Auxiliary not will call the patient by name, unless you approach it; It will lead you to the dental chair, placing the dentist, Assistant and the interpreter so that the patient can see them easily.
A caress or a handshake is a positive reinforcement for the patient, being for the deaf one important way of expressing pleasure to him or encourage him to go ahead with the treatment.
It is important to emphasize that the use of rubber in dental procedures dam can result in negative behavior if it prevents you from view, since it is the main form of communication by the patient, thus increasing isolation and anxiety.
It is of particular relevance that during their stay in the dental practice the deaf patient feel that members of health care team working calmly, are relaxed and you are treated with tact and amicably.
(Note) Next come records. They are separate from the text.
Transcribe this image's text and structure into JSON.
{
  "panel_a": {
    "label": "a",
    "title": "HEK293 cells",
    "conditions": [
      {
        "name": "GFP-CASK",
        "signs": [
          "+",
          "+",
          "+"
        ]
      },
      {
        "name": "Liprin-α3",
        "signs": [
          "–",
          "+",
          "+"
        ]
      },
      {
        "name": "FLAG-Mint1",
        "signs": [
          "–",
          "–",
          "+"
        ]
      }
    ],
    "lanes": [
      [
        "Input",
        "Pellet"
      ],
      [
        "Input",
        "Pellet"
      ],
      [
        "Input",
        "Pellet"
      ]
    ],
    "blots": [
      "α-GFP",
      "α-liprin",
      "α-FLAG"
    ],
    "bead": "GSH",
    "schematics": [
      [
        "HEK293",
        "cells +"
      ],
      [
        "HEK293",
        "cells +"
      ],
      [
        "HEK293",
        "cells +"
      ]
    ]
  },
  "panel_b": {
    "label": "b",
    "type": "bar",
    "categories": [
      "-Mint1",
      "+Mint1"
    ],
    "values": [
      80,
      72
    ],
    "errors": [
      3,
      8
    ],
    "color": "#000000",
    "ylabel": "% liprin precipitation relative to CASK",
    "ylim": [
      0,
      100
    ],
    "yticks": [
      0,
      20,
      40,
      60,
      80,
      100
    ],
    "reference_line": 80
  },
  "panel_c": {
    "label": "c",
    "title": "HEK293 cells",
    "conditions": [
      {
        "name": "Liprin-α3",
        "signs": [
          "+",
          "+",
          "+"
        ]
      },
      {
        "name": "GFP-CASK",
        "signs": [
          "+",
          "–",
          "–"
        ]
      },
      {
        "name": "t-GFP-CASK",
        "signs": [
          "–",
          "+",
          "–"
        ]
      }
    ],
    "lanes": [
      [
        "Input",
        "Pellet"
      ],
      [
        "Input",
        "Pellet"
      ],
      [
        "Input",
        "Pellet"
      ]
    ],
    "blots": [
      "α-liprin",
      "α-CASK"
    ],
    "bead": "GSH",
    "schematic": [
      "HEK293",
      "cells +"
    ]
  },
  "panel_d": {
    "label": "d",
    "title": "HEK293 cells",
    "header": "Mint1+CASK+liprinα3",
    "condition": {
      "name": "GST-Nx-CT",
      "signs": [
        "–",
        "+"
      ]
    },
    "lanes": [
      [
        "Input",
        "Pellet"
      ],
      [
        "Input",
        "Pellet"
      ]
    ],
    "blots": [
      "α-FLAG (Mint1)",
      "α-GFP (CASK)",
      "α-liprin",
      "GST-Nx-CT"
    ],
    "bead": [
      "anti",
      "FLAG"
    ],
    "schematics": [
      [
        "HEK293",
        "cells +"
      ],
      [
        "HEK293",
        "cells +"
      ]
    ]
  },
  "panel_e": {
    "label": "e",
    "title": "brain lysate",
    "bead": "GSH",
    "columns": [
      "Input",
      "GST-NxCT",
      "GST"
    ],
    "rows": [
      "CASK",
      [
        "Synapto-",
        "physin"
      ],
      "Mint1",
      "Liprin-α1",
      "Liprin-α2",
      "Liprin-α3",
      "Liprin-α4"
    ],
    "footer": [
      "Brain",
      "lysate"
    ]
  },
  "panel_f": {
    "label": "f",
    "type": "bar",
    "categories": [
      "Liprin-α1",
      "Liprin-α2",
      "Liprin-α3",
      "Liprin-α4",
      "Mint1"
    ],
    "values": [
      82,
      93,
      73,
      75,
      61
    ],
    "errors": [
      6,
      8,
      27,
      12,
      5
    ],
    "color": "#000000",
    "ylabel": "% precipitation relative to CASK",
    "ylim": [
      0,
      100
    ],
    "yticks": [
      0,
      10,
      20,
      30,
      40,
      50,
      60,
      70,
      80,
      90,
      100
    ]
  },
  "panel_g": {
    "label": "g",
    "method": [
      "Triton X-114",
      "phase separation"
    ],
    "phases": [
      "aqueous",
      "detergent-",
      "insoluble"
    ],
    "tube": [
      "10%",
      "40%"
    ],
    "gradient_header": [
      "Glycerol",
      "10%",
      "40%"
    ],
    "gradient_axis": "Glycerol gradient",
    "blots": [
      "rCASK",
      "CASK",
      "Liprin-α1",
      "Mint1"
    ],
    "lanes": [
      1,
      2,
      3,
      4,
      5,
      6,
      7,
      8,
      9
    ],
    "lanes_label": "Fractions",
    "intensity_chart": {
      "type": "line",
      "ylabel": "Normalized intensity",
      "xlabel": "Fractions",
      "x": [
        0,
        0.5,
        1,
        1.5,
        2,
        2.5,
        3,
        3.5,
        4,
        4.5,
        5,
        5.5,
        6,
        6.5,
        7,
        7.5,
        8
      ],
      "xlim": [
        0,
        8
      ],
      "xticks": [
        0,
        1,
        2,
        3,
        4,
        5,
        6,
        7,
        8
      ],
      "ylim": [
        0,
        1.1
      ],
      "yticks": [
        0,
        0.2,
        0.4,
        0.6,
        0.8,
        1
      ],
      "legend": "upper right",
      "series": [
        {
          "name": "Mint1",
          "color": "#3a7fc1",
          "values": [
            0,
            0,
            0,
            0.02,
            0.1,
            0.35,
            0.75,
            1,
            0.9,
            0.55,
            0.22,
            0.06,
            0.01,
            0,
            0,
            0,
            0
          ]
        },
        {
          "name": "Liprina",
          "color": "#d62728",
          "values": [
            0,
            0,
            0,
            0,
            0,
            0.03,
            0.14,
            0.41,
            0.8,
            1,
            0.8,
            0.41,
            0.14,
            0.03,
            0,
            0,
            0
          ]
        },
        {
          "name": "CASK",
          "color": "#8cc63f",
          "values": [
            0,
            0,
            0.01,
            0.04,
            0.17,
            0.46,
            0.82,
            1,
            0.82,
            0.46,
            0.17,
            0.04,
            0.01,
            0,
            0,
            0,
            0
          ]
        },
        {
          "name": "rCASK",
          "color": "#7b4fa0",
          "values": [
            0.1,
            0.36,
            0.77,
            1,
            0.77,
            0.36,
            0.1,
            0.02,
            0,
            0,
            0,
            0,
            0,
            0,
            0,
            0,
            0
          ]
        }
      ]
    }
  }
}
The dentist benefits from developing strategies to manage patients with functional diversity ensuring effective and effective consultation. Prevention is the main strategy for dealing with intellectual functional diversities. The dentist should use a different management in the relationship with patients with functional diversity without modifying conventional methods of dental treatment. All the strategies used in the management of patients with sensory functional diversities are aimed at establishing effective communication. It is advisable to delve into the most effective techniques based on scientific knowledge, to manage patients with functional diversity in the dental office.